Compare this to present day. We probably spend under 30 minutes a day chewing food, almost 20 times less than our ancestors. While this provides easy nutrition, our jaws never get damaged and thus have no reason to grow bigger and stronger (homeostasis). This means our jaws remain small for life. When our genes instruct the body to grow new teeth, the body is not properly developed, resulting in pain and suffering.

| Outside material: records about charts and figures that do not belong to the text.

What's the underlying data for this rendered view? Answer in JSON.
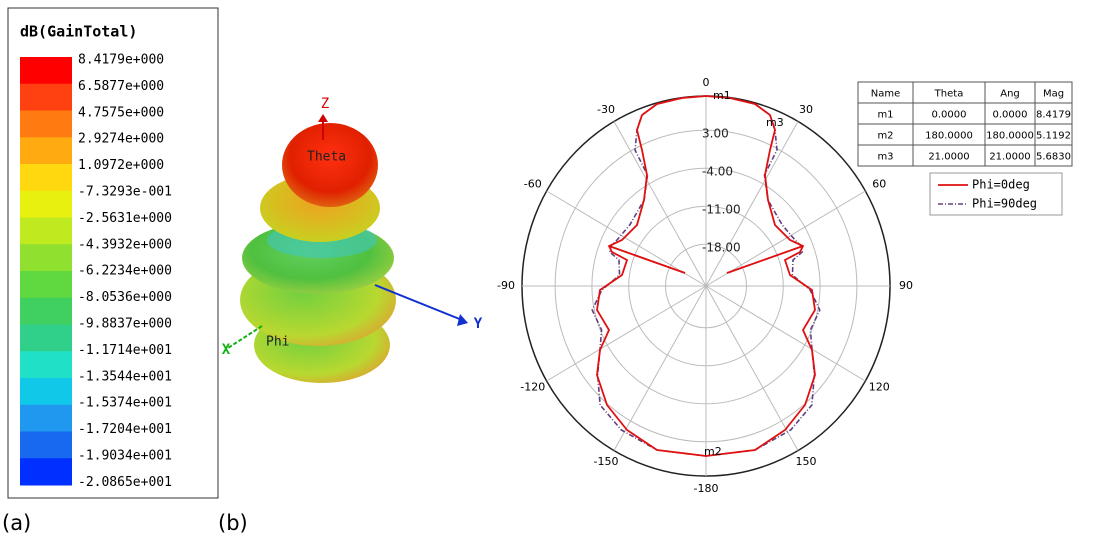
{
  "colorbar": {
    "title": "dB(GainTotal)",
    "labels": [
      "8.4179e+000",
      "6.5877e+000",
      "4.7575e+000",
      "2.9274e+000",
      "1.0972e+000",
      "-7.3293e-001",
      "-2.5631e+000",
      "-4.3932e+000",
      "-6.2234e+000",
      "-8.0536e+000",
      "-9.8837e+000",
      "-1.1714e+001",
      "-1.3544e+001",
      "-1.5374e+001",
      "-1.7204e+001",
      "-1.9034e+001",
      "-2.0865e+001"
    ]
  },
  "pattern_3d": {
    "z_axis": "Z",
    "y_axis": "Y",
    "x_axis": "X",
    "theta": "Theta",
    "phi": "Phi"
  },
  "polar": {
    "angle_labels": [
      "0",
      "30",
      "60",
      "90",
      "120",
      "150",
      "-180",
      "-150",
      "-120",
      "-90",
      "-60",
      "-30"
    ],
    "radial_labels": [
      "3.00",
      "-4.00",
      "-11.00",
      "-18.00"
    ],
    "markers": [
      "m1",
      "m3",
      "m2"
    ],
    "legend": [
      "Phi=0deg",
      "Phi=90deg"
    ]
  },
  "marker_table": {
    "header": [
      "Name",
      "Theta",
      "Ang",
      "Mag"
    ],
    "rows": [
      [
        "m1",
        "0.0000",
        "0.0000",
        "8.4179"
      ],
      [
        "m2",
        "180.0000",
        "180.0000",
        "5.1192"
      ],
      [
        "m3",
        "21.0000",
        "21.0000",
        "5.6830"
      ]
    ]
  },
  "captions": [
    "(a)",
    "(b)"
  ]
}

A Laundry List of Mismatch Diseases
There are several more interesting examples of too little stimuli that I will briefly cover here:
- Sweating: While we already discussed that humans evolved the unique ability to sweat profusely, it turns out that the number of active sweat glands depends on how much heat we were exposed to in infancy. When we keep our kids in air conditioned environments for the first two years of life, we are signalling the body to keep sweat glands inactivated to save energy. This mass deactivation is irreversible and remains with you for life.
- Allergies: There is such a thing as too clean. Our bodies evolved while being constantly exposed to pathogens from dirt and animals. Thus, our immune system has developed to recognize agents as dangerous very fast. When children are not exposed to many pathogens, our immune system becomes “trigger happy” since it has not been exposed to what it expects after millions of years of evolution. It tags harmless agents as dangerous and creates allergies. Allergies are actually a very new problem for the human species.
- Vitamin Deficiency: In the ancient diet, various plants and meats were eaten every day, fulfilling vitamin requirements. Ever since the rise of food production (Part 2), reduced diversity has created vitamin deficiencies in human populations worldwide. While modern medicine continues to treat associated diseases (scurvy, rickets, etc.), its effects are still evident as we age.